Apa pun keputusannya, suka-suka menurut keyakinan yang ditempuh masing-masing. Tentu tidak ada yang salah dan itu sangat tergantung kepada mindset masing-masing. Tetapi harus diingat bahwa jalanmu adalah jalanmu, dan itu pilihanmu, sedangkan jalanku adalah jalanku, dan itu pilihanku. Kalau mengutip perkataan Budha; “temukanlah sendiri cahayamu, temukanlah sendiri jalanmu.” Saya yakin sebuah karya akan menemukan takdir baiknya. Tidak punya ambisi sebagai penulis komersial juga sebuah pilihan. Namun, menjadi penulis yang terus berproses juga sebuah pilihan.
Jadi, bahagialah dengan apa yang menjadi pilihan masing-masing. Menurut saya, berkarya bukan untuk gagah-gagahan agar terlihat hebat atau keren, namun bagaimana kita mampu menghasilkan sesuatu yang membawa kepada kemaslahatan orang banyak, dan syukur-syukur dapat menginspirasi pembacanya, apalagi sampai mampu mengubah hidupnya menjadi lebih baik.
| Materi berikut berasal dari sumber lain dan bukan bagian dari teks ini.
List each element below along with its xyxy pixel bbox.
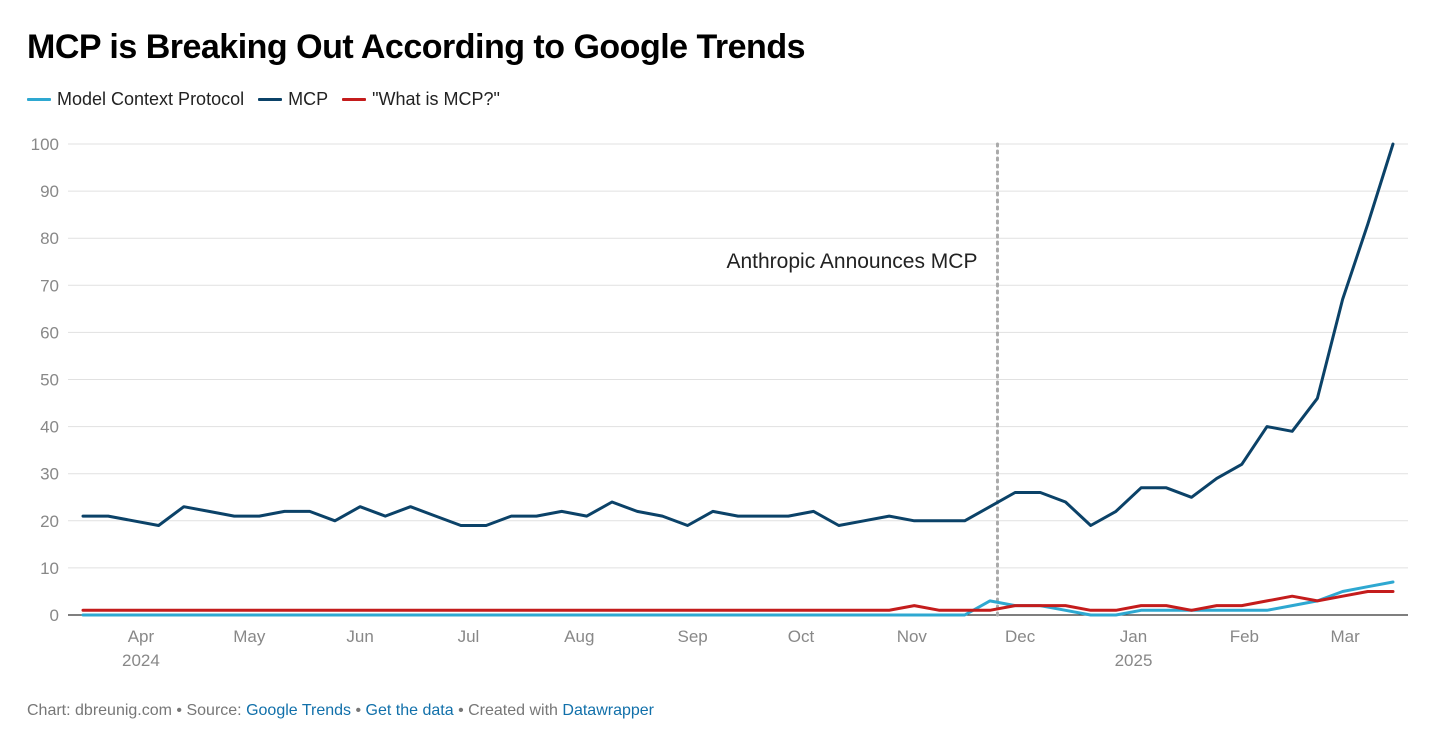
x-tick-label: Nov: [897, 627, 928, 646]
footer-separator: •: [355, 702, 362, 719]
y-tick-label: 80: [40, 229, 59, 248]
footer: Chart: dbreunig.com • Source: Google Tre…: [27, 702, 654, 720]
y-tick-label: 100: [31, 135, 59, 154]
legend-swatch: [258, 98, 283, 101]
x-tick-label: Aug: [564, 627, 594, 646]
footer-created: Created with: [468, 702, 558, 719]
y-tick-label: 50: [40, 371, 59, 390]
get-data-link[interactable]: Get the data: [365, 702, 454, 719]
x-tick-label: Mar: [1330, 627, 1360, 646]
x-tick-label: Oct: [788, 627, 815, 646]
footer-separator: •: [176, 702, 183, 719]
footer-credit: Chart: dbreunig.com: [27, 702, 172, 719]
y-tick-label: 70: [40, 276, 59, 295]
legend-label: "What is MCP?": [372, 89, 500, 109]
datawrapper-link[interactable]: Datawrapper: [562, 702, 655, 719]
legend-item-mcp: MCP: [258, 89, 328, 110]
x-tick-label: Jul: [458, 627, 480, 646]
series-line-model-context-protocol: [81, 580, 1395, 617]
x-tick-label: May: [233, 627, 266, 646]
legend-label: Model Context Protocol: [57, 89, 245, 109]
footer-separator: •: [458, 702, 464, 719]
legend-label: MCP: [288, 89, 329, 109]
legend-item-what-is-mcp: "What is MCP?": [342, 89, 500, 110]
chart-title: MCP is Breaking Out According to Google …: [27, 28, 806, 66]
x-tick-label: Dec: [1005, 627, 1036, 646]
series-line-what-is-mcp: [81, 590, 1395, 612]
x-tick-label: Jun: [346, 627, 373, 646]
x-tick-label: Jan: [1120, 627, 1147, 646]
legend-swatch: [342, 98, 367, 101]
y-tick-label: 60: [40, 323, 59, 342]
source-link[interactable]: Google Trends: [246, 702, 352, 719]
legend-swatch: [27, 98, 51, 101]
y-tick-label: 0: [50, 606, 59, 625]
x-tick-label: Feb: [1230, 627, 1259, 646]
y-tick-label: 30: [40, 465, 59, 484]
x-tick-year-label: 2025: [1115, 651, 1153, 670]
series-line-mcp: [81, 142, 1395, 527]
y-tick-label: 20: [40, 512, 59, 531]
annotation-label: Anthropic Announces MCP: [726, 250, 977, 273]
line-chart: 0 10 20 30 40 50 60 70 80 90 100 Anthropic Announce…: [31, 135, 1408, 670]
x-tick-year-label: 2024: [122, 651, 160, 670]
legend: Model Context Protocol MCP "What is MCP?…: [27, 89, 514, 110]
x-tick-label: Apr: [128, 627, 155, 646]
footer-source-label: Source:: [186, 702, 242, 719]
legend-item-model-context-protocol: Model Context Protocol: [27, 89, 244, 110]
y-tick-label: 40: [40, 418, 59, 437]
x-tick-label: Sep: [678, 627, 708, 646]
y-tick-label: 90: [40, 182, 59, 201]
y-tick-label: 10: [40, 559, 59, 578]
Bukankah itu membawa kemaslahatan?
Saya pernah mendengar bahwa karya sastra perlu dibaca banyak orang karena karya sastra turut serta menjaga nilai-nilai dalam perkembangan peradaban. Apalagi di era serba digital, masyarakat cerdas 5.0, kecerdasan buatan atau AI, dan sebagainya, karya sastra sangat dibutuhkan untuk menjaga aspek humanistik dari perkembangan semua aspek. Karya sastra akan memperhalus jiwa manusia, sehingga menjadi berkarakter dalam menghadapi tantangan zaman.
Jadi sekali lai, bagi saya pribadi, menulis puisi berangkat bukan dari kekosongan, apalagi kesombongan. Tidak sama sekali. Saya memulai dari kegaduhan dalam diri, bagaimana belajar pelepasan, berdamai dengan luka, bagaimana mengatasi kegelisahan yang bising di kepala. Saya berangkat dari keinginan untuk “sembuh” atau healing, serta menjadi proses katarsis yang membuat saya tercerahkan.
Kita menjadi dewasa dan bijaksana melalui berbagai benturan, berbagai ujian, kita menghadapi dan melewatinya dengan sepenuh jiwa. Mengutip Nietszche; “sesuatu yang tidak membunuhmu akan membuatmu semakin kuat.” Menulis adalah salah satu cara kita merekam proses “terbentur” tersebut, dan mempublikasikan karya berarti kita membagikan “mutiara” pengalaman tersebut kepada orang lain atau masyarakat. Semua akan menemui takdirnya, dan takdir terbaik adalah, apabila tulisan tersebut memberikan kemaslahatan kepada pembacanya.
Perlukah Karya (Tulisan) Dipublikasikan?
Mempublikasi karya adalah salah satu jalan lain apakah karya kita bisa diterima oleh publik, diterima pembaca melalui kurasi ketat redaksi. Itu juga menjawab pertanyaan; apakah karya kita layak dan cukup melewati persaingan ketat? Sampai di mana kualitas karya kita? Saya rasa kita sendiri sulit mengukurnya. Orang lain lebih mudah melihat noda di wajah kita daripada ktia sendiri, orang lain adalah tempat kita bercermin untuk mengenali diri sendiri.
Itu tidak hanya di dunia sastra semata. Hal yang sama juga berlaku dalam dunia akademik yang juga sarat dengan menulis. Hasil-hasil penelitian baru akan bermanfaat untuk masyarakat ketika sudah dipublikasikan dan diterapkan. Kecuali kalau si peneliti sangat egois dan hanya ingin menyimpan ilmu pengetahuan berupa hasil risetnya untuk diri sendiri saja. Rasanya tidak ada peneliti yang seperti itu di dunia ini. Kualitas tulisan ilmiah hasil penelitian pun ikut ditentukan oleh publikasi, misalnya di jurnal akademik kualitas apa, apakah Scopus Q1, Q2, dan seterusnya, atau Sinta 1, Sinta 2, dan seterusnya.
Hari-hari membuat kehidupan bergerak semakin dinamis, lalu tumbuh kembang berdampingan dengan problematika yang muncul beragam di tengah kompleksnya kehidupan. Kita berupaya menjaga kesadaran dan menjaga keseimbangan agar tetap waras dan sebisa mungkin keluar dari keterkungkungan keadaan yang tidak menyehatkan hati, pikiran dan perasaan. Semua orang dari segala lapisan adalah pejalan kehidupan yang mengupayakan jalan ketenangan hidup.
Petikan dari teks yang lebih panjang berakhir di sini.